BQP and the Polynomial Hierarchy

TL;DR

This paper provides evidence that quantum computers can solve certain problems outside the polynomial hierarchy by relating quantum complexity to circuit complexity and pseudorandomness, including new oracle separations.

Contribution

It introduces an oracle relation problem separating BQP from PH and formulates the Generalized Linial-Nisan Conjecture linking BQP and PH separations.

Findings

Existence of an oracle relation problem solvable in BQP but not in PH

Existence of a quantum logarithmic time problem not in AC0

Formulation of the Generalized Linial-Nisan Conjecture

Abstract

The relationship between BQP and PH has been an open problem since the earliest days of quantum computing. We present evidence that quantum computers can solve problems outside the entire polynomial hierarchy, by relating this question to topics in circuit complexity, pseudorandomness, and Fourier analysis.
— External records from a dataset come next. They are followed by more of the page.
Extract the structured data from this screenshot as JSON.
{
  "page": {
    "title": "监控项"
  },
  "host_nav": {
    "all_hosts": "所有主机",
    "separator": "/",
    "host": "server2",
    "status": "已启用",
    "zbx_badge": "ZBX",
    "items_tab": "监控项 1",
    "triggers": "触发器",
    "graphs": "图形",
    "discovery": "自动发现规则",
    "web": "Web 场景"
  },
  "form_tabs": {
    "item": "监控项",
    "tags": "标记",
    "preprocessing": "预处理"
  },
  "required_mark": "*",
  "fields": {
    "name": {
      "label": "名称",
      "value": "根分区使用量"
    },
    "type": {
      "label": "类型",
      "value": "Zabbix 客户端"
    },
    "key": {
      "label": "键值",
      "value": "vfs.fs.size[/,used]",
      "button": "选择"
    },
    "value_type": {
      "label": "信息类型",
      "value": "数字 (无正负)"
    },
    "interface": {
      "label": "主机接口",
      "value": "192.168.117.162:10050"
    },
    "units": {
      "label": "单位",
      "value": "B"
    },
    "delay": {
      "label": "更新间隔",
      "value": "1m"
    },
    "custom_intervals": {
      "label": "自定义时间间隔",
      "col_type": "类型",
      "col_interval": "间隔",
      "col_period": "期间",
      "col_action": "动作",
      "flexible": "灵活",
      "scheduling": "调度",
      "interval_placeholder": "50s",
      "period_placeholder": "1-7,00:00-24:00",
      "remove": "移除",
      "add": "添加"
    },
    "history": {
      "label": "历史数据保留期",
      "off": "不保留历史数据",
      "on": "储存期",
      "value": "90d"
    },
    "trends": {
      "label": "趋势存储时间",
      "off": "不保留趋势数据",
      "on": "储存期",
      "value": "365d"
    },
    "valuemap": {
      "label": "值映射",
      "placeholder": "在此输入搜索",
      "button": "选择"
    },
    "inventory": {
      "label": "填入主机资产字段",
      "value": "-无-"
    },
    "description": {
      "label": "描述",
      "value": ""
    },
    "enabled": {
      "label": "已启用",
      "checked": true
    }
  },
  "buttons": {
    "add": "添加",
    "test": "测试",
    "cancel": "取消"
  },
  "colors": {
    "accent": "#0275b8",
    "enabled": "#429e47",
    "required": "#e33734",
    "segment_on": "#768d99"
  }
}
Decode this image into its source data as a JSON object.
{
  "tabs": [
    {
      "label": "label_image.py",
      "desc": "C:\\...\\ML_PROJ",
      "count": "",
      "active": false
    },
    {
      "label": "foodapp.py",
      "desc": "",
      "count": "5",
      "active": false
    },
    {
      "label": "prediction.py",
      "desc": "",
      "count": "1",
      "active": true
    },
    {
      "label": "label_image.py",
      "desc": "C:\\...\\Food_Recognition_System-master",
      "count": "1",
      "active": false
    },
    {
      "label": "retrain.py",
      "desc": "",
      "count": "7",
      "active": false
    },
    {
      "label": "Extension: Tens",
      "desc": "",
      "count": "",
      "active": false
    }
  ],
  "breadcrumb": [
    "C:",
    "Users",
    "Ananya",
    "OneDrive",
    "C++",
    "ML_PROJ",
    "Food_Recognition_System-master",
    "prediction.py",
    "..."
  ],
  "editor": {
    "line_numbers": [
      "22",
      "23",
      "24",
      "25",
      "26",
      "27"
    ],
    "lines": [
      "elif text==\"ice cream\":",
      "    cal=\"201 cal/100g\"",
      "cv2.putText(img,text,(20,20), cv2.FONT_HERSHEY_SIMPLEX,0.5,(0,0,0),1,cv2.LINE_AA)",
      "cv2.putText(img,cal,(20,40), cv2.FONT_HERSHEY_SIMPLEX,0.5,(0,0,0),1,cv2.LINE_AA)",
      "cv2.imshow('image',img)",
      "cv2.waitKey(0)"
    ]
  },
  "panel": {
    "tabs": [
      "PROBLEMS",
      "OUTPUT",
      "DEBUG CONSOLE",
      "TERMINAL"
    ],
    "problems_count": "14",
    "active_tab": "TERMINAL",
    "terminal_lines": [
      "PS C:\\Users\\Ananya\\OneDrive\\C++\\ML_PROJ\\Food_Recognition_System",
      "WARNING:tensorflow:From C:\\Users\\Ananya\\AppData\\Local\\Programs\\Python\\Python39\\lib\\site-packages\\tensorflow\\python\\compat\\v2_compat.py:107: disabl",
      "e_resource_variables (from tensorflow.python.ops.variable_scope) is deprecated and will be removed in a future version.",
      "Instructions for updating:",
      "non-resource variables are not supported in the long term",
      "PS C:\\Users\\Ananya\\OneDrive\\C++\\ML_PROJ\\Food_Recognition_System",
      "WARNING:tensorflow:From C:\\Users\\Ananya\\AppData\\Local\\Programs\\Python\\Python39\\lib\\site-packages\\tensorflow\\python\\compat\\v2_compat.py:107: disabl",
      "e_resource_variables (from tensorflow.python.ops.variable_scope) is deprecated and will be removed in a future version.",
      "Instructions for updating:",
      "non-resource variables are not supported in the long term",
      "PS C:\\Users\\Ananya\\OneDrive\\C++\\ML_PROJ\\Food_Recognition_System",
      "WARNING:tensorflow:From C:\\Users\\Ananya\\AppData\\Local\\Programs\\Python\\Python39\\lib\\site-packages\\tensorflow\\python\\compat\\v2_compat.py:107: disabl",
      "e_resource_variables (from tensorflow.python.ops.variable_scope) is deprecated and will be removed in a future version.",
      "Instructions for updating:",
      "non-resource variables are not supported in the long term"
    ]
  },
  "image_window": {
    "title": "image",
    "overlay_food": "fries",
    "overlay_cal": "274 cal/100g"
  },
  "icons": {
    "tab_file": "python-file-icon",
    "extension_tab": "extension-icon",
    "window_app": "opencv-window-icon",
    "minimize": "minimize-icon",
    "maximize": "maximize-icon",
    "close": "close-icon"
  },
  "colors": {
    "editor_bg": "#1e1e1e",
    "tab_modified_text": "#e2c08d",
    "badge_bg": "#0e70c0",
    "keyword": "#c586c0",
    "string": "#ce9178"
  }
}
First, we show that there exists an oracle relation problem (i.e., a problem with many valid outputs) that is solvable in BQP, but not in PH. This also yields a non-oracle relation problem that is solvable in quantum logarithmic time, but not in AC0. Second, we show that an oracle decision problem separating BQP from PH would follow from the Generalized Linial-Nisan Conjecture, which we formulate here and which is likely of independent interest. The original Linial-Nisan Conjecture (about pseudorandomness against constant-depth circuits) was recently proved by Braverman, after being open for twenty years.